The human brain is composed of billions of nerve cells which communicate through specialized connections called synapses. At each synapse, a chemical neurotransmitter is released from one cell and binds to receptors on the second cell. This chemical transmission generates electrical and biochemical signals in the second cell that are then passed along to a network of nerve cells. Thus, a synapse is the basic unit of communication in the brain, and research on synaptic function is central to understanding how we think and learn. Building the correct network of synapses is essential for brain development.

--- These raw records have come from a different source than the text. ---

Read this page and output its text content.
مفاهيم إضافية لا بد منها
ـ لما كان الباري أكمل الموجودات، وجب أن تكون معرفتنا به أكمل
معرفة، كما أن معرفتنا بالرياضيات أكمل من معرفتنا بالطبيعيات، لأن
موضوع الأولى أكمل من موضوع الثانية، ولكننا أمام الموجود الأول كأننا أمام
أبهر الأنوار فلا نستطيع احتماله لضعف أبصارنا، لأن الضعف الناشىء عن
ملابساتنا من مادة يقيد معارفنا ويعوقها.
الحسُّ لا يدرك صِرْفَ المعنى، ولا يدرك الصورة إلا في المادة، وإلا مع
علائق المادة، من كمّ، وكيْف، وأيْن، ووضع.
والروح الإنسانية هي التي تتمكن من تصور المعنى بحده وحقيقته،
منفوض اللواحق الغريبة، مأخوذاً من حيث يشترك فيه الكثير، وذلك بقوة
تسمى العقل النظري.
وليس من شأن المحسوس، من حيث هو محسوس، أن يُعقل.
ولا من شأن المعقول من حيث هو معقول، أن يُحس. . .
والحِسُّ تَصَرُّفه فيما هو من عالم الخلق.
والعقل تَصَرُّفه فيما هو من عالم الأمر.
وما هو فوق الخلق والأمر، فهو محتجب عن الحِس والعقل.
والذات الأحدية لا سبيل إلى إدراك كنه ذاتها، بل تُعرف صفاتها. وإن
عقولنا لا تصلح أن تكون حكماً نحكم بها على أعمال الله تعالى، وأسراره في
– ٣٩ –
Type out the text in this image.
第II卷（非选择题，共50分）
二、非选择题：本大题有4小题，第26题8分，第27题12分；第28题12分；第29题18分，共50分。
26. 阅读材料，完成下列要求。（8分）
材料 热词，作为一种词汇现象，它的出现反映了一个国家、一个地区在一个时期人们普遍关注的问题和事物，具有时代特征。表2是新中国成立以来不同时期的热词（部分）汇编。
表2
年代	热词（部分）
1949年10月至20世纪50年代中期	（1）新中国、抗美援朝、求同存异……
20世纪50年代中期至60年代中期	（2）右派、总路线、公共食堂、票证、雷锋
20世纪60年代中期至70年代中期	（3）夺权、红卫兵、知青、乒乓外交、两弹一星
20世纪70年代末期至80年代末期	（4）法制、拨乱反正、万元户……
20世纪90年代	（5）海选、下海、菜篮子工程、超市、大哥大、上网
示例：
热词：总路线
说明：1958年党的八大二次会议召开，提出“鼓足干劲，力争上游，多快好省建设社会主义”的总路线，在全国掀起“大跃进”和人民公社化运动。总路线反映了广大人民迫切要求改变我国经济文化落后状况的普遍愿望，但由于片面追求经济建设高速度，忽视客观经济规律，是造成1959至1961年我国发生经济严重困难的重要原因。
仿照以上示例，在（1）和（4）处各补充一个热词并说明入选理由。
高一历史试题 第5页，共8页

Since neurons form a network of electrical activities, they somehow have to be interconnected. This connection is not a simple continuity of cytoplasm, so that every neuron has electrical continuity with all others, as happens with simple wiring, but is carried out by very specialized and complex structures called synapses. A synapse is the place where two neurons join in such a way that a signal can be transmitted from one to the other. The typical and overwhelmingly most abundant type of synapse is the one in which the axon of one neuron activates a second neuron, usually making a synapse with one of its dendrites or with the cell body. There are two ways in which this can happen, one is by the coupling of ion channels at the synapse, creating a passage way for the traveling ionic flux of the action and membrane potentials, which is called an electrical synapse, and the other is by a much more complicated way called a chemical synapse. In the case of the chemical synapse, the two neurons are not in strict contact, but have a small gap between them called the synaptic cleft. The signal is transmitted when one neuron releases a chemical (called neurotransmitter) into the synaptic cleft which is detected by the second neuron thru activation of receptors placed exactly opposite to the release site. The binding of the neurotransmitter to the receptors causes a series of physiological changes in the second neuron which constitutes the signal. Usually the release from the first neuron is caused by a series of intracellular events evoked by a depolarization of its membrane, and almost invariably when an action potential takes place. The signal that is evoked in the second neuron is in the form of a depolarization of its membrane.